An endless source of fascination here at The Budapest Times, and an absolute Simenonism, is the priapic penman’s obsession with women and sex (he of the “10,000” – see Google), and here Maigret encounters the little housemaid Georgette, with “full breasts” in candy-pink crepe pyjamas, and hot to trot. “When she opened the door he caught a whiff of bed and armpits” (Simenon really does love women’s armpits, especially when in the natural state, though Georgette’s inclination in this regard is, for once, not mentioned).

As she proceeds Maigret down the corridor of the apartment, “the crepe pyjamas had managed to get themselves wedged in the cleft between her buttocks”,  and when they sit down, “She deliberately allowed a little more flesh to appear between the pyjama top and trousers, and provocatively crossed her legs in a certain way”.

Maigret feels awkward at having to disappoint her but he leaves, questioning complete. As he departs, “That smell of bed and underarm sweat reached him once more. One of her large breasts brushed against his sleeve with a certain insistence”. Georgette offers an open invitation to call again, using a special knock on the door. These French!

At The Budapest Times, we are convinced that part and parcel of Simenon’s “knock-them-off-quickly”, 180-page approach to writing a book, which usually took him about 10 days or so, was to enable him to get down to the local bordello as quickly as possible, a predilection that is well documented (remember the “10,000”). Of course, he may have had a handy chambermaid of his own for quick use but, whatever, a male writer needs verisimilitude for describing the female side.

What Georgette didn’t know was that Maigret is absolutely faithful to the homely Madame Maigret, even in the course of encountering loose lovelies in 75 books written over some four decades.
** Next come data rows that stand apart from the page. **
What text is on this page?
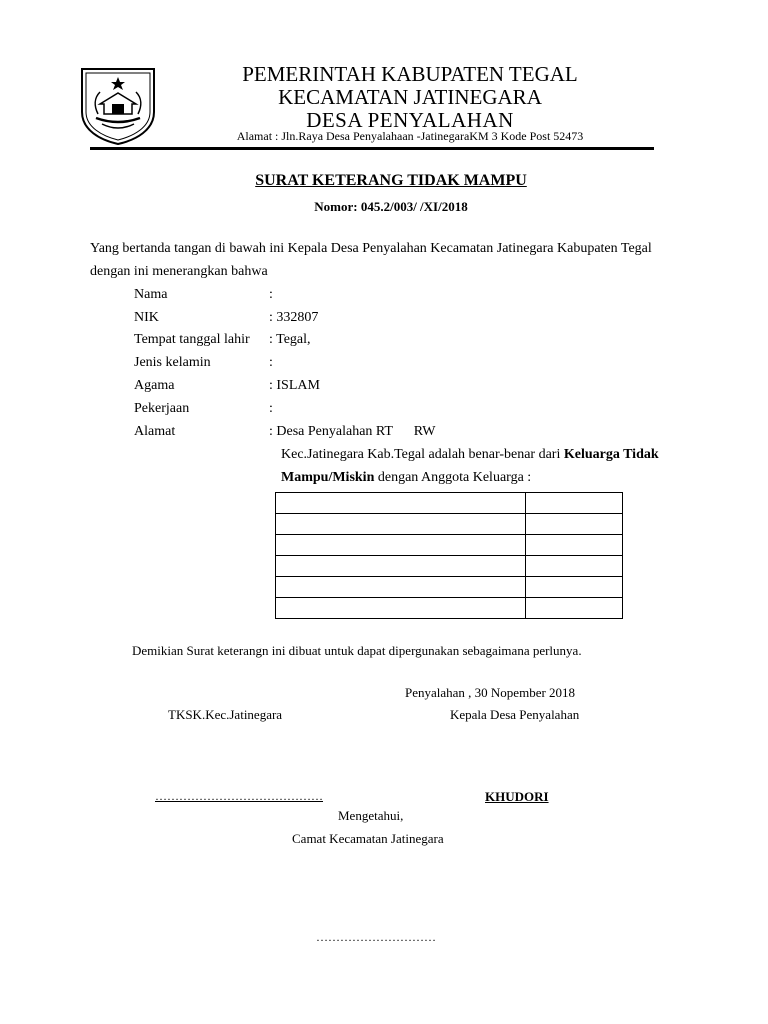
PEMERINTAH KABUPATEN TEGAL
KECAMATAN JATINEGARA
DESA PENYALAHAN
Alamat : Jln.Raya Desa Penyalahaan -JatinegaraKM 3 Kode Post 52473
SURAT KETERANG TIDAK MAMPU
Nomor: 045.2/003/ /XI/2018
Yang bertanda tangan di bawah ini Kepala Desa Penyalahan Kecamatan Jatinegara Kabupaten Tegal
dengan ini menerangkan bahwa
Nama	:
NIK	: 332807
Tempat tanggal lahir : Tegal,
Jenis kelamin	:
Agama	: ISLAM
Pekerjaan	:
Alamat	: Desa Penyalahan RT      RW
Kec.Jatinegara Kab.Tegal adalah benar-benar dari Keluarga Tidak
Mampu/Miskin dengan Anggota Keluarga :

Demikian Surat keterangn ini dibuat untuk dapat dipergunakan sebagaimana perlunya.
Penyalahan , 30 Nopember 2018
TKSK.Kec.Jatinegara	Kepala Desa Penyalahan
……………………………………	KHUDORI
Mengetahui,
Camat Kecamatan Jatinegara
…………………………
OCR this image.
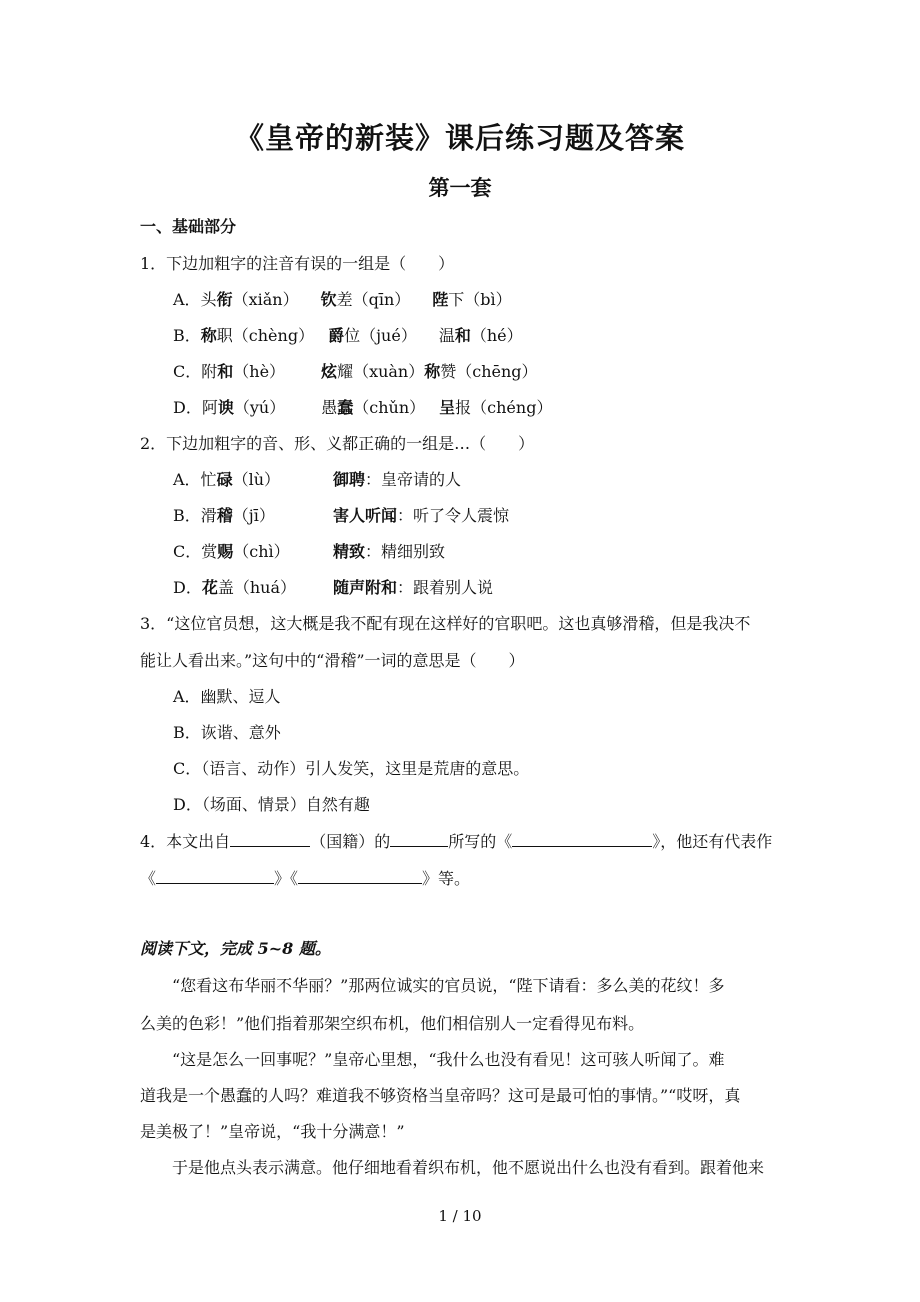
《皇帝的新装》课后练习题及答案
第一套
一、基础部分
1．下边加粗字的注音有误的一组是（　　）
A．头衔（xiǎn） 钦差（qīn） 陛下（bì）
B．称职（chèng） 爵位（jué） 温和（hé）
C．附和（hè） 炫耀（xuàn）称赞（chēng）
D．阿谀（yú） 愚蠢（chǔn） 呈报（chéng）
2．下边加粗字的音、形、义都正确的一组是…（　　）
A．忙碌（lù）	御聘：皇帝请的人
B．滑稽（jī）	害人听闻：听了令人震惊
C．赏赐（chì）	精致：精细别致
D．花盖（huá） 随声附和：跟着别人说
3．“这位官员想，这大概是我不配有现在这样好的官职吧。这也真够滑稽，但是我决不
能让人看出来。”这句中的“滑稽”一词的意思是（　　）
A．幽默、逗人
B．诙谐、意外
C．（语言、动作）引人发笑，这里是荒唐的意思。
D．（场面、情景）自然有趣
4．本文出自	（国籍）的	所写的《	》，他还有代表作
《	》《	》等。
阅读下文，完成 5~8 题。
“您看这布华丽不华丽？”那两位诚实的官员说，“陛下请看：多么美的花纹！多
么美的色彩！”他们指着那架空织布机，他们相信别人一定看得见布料。
“这是怎么一回事呢？”皇帝心里想，“我什么也没有看见！这可骇人听闻了。难
道我是一个愚蠢的人吗？难道我不够资格当皇帝吗？这可是最可怕的事情。”“哎呀，真
是美极了！”皇帝说，“我十分满意！”
于是他点头表示满意。他仔细地看着织布机，他不愿说出什么也没有看到。跟着他来
1 / 10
She is the dependable cook and housekeeper, not even upset on those occasions when she has been slaving in the kitchen and Jules is sidetracked by a slaying.

Here, he arrives home later than promised after meeting a former colleague from Nice and taking him to the Brasserie Dauphine for a couple of pastis, in consequence prompting the nervous young man to walk out without saying goodbye and taking the gun with him. As usual, Maigret likes his tipple, and in “Maigret’s Revolver” he also downs some cognac (there’s a bottle in the office for those lengthy interrogations), beer and wine.

An important part of the Maigret creation is the detective’s humanity, and reference is made to cases in which he displayed a kind heart, indulgence and understanding to people in the dock. There was a time when on the last morning of a criminal sentenced to death, the condemned man refused a priest but asked as a favour to have a final conversation with Chief Inspector Maigret (presumably granted; it doesn’t say).

Simenon occasionally allows us a quick look into Maigret’s past. There’s this rarity from when the tyro was policing public transport: “The moment he had clapped his hand on the shoulder of a pickpocket coming out of the Métro, the man had started yelling ’Help! Help!’ And the crowd had then held on to Maigret until the local police arrived.”

And simple but nice Simenon descriptive touches: “They ran into cloud cover as they approached the French coast and flew up above it [Maigret is following the case, and his gun, to London]. Through a break in the clouds a little later, Maigret caught a lucky glimpse of the sea, sparkling as if covered in silvery scales, and fishing-boats trailing a wake of foam.” And: “The sky above the Strand was still a brilliant blue, verging on violet, with an occasional little white cloud floating across its surface, like a feather escaping from an eiderdown.”

He gets his Smith & Wesson back. Re-reading “Maigret and the Headless Corpse” will have to wait to another day, after catching up on the washing up, hoovering, shopping, mowing the lawn, feeding the cats and other mundane chores that the other half mismanaged.